By the way, I would just like to state that for the record, no amount of girlfriend-related tragedy will ever inspire me to feel the slightest bit of sympathy for Daemon (she said confidently in full knowledge of Amano's almighty backstory powers... but the hell with it! DO YOUR WORST, AMANO. DO YOUR WORST). That said, that picture of the guardians is totes fucking adorable, and I love how it totally mirrors that one picture of Tsuna and his guardians too. And that Yamamoto and Knuckle are once again indistinguishable. And that Lampo is all, "DERP!" And that Giotto is totally the shortest kid at the mafia party and must have never ever gotten to ride the roller coasters ever.
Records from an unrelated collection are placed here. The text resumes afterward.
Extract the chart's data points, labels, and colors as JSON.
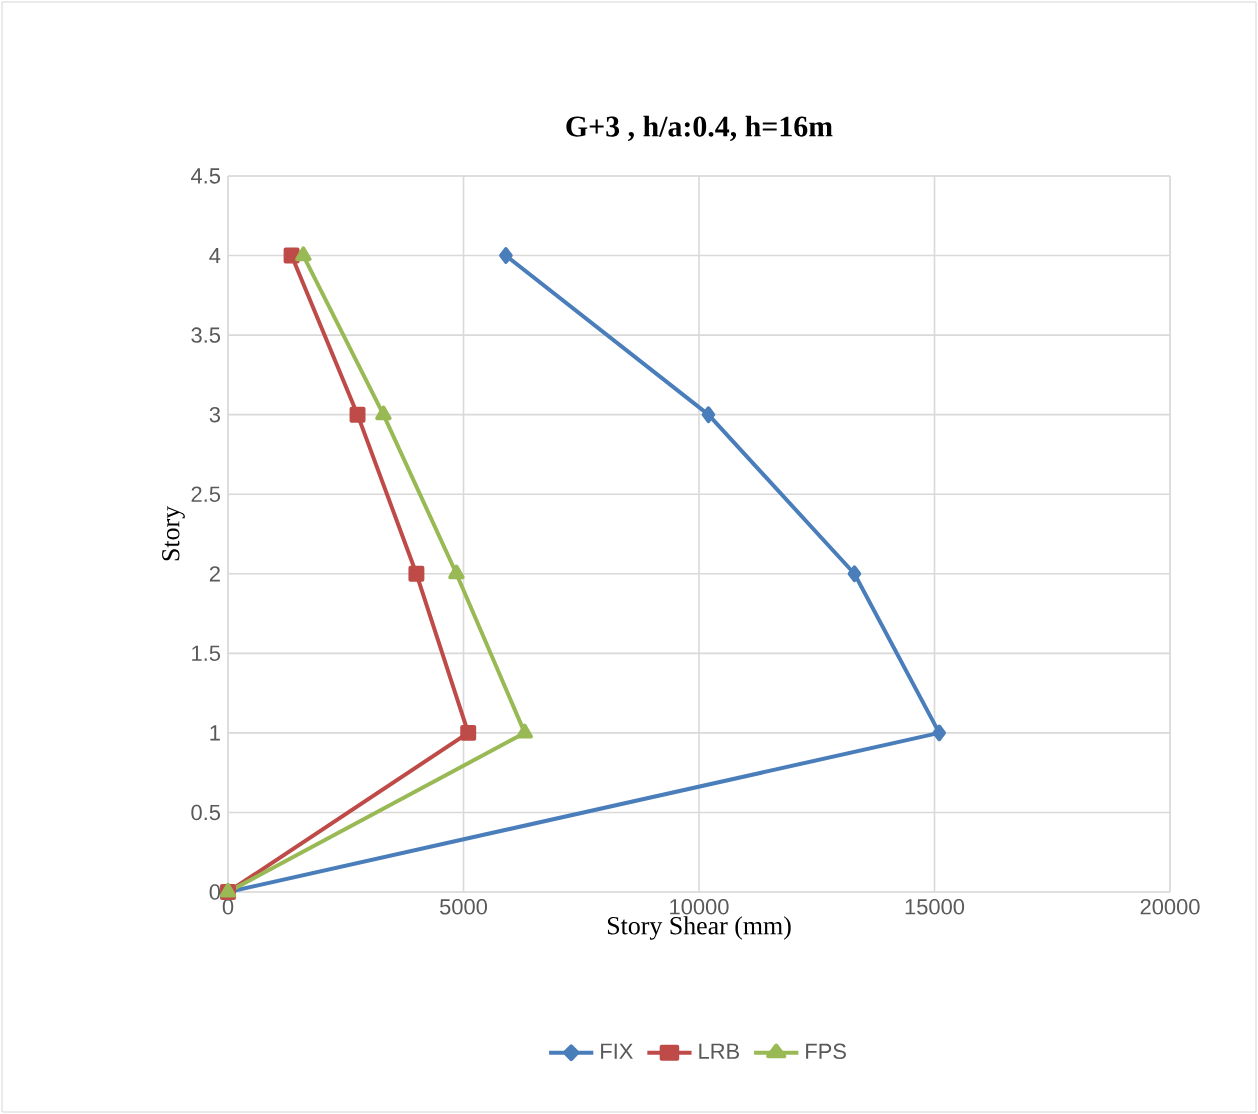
{
  "chart_data": {
    "type": "line",
    "title": "G+3 , h/a:0.4, h=16m",
    "xlabel": "Story Shear (mm)",
    "ylabel": "Story",
    "series": [
      {
        "name": "FIX",
        "color": "#4a7ebb",
        "marker": "diamond",
        "x": [
          0,
          15100,
          13300,
          10200,
          5900
        ],
        "values": [
          0,
          1,
          2,
          3,
          4
        ]
      },
      {
        "name": "LRB",
        "color": "#be4b48",
        "marker": "square",
        "x": [
          0,
          5100,
          4000,
          2750,
          1350
        ],
        "values": [
          0,
          1,
          2,
          3,
          4
        ]
      },
      {
        "name": "FPS",
        "color": "#98b954",
        "marker": "triangle",
        "x": [
          0,
          6300,
          4850,
          3300,
          1600
        ],
        "values": [
          0,
          1,
          2,
          3,
          4
        ]
      }
    ],
    "xlim": [
      0,
      20000
    ],
    "xticks": [
      0,
      5000,
      10000,
      15000,
      20000
    ],
    "ylim": [
      0,
      4.5
    ],
    "yticks": [
      0,
      0.5,
      1,
      1.5,
      2,
      2.5,
      3,
      3.5,
      4,
      4.5
    ],
    "grid": true,
    "legend": "bottom"
  }
}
And that not a single one of the other five guardians or Giotto has a female friend in sight, so there you have it! It is officially KHR canon that in the mafia, rather than having a one in ten chance of being gay, you have only a one in seven chance of being straight. Daemon's Girlfriend, you are officially the Hana of the Primo Generation! Congratulations, yours is a rare role indeed! Also, sorry that your boyfriend turned out to be six kinds of insane.Sooooo, that's that, I guess! Next week we'll have our last Primo flashbacks (and I swear to God, if Spade somehow comes out the end of this arc looking like a more sympathetic character than Giotto currently does, I'll... I don't even know. Just... lol, I guess), and then some reunions with our beloved imprisoned Ryoheis and Adelheids, and then presumably we will have Tsuna and Enma's official wedding chapter... and then on to the next arc? CAN WE DO THAT? It seems so sudden. OUR LITTLE INHERITANCE ARC IS ALL GROWN UP AND OFF TO COLLEGE ALREADY? Time to grab the old photo albums and get all misty-eyed, I guess.
P.S. I am going to finish that meme! (No, really! There is a reason I didn't just jump straight to the Homestuck prompt. I AM LEAVING IT THERE AS INCENTIVE.) I just need to figure out wtf to do about fics first because orz.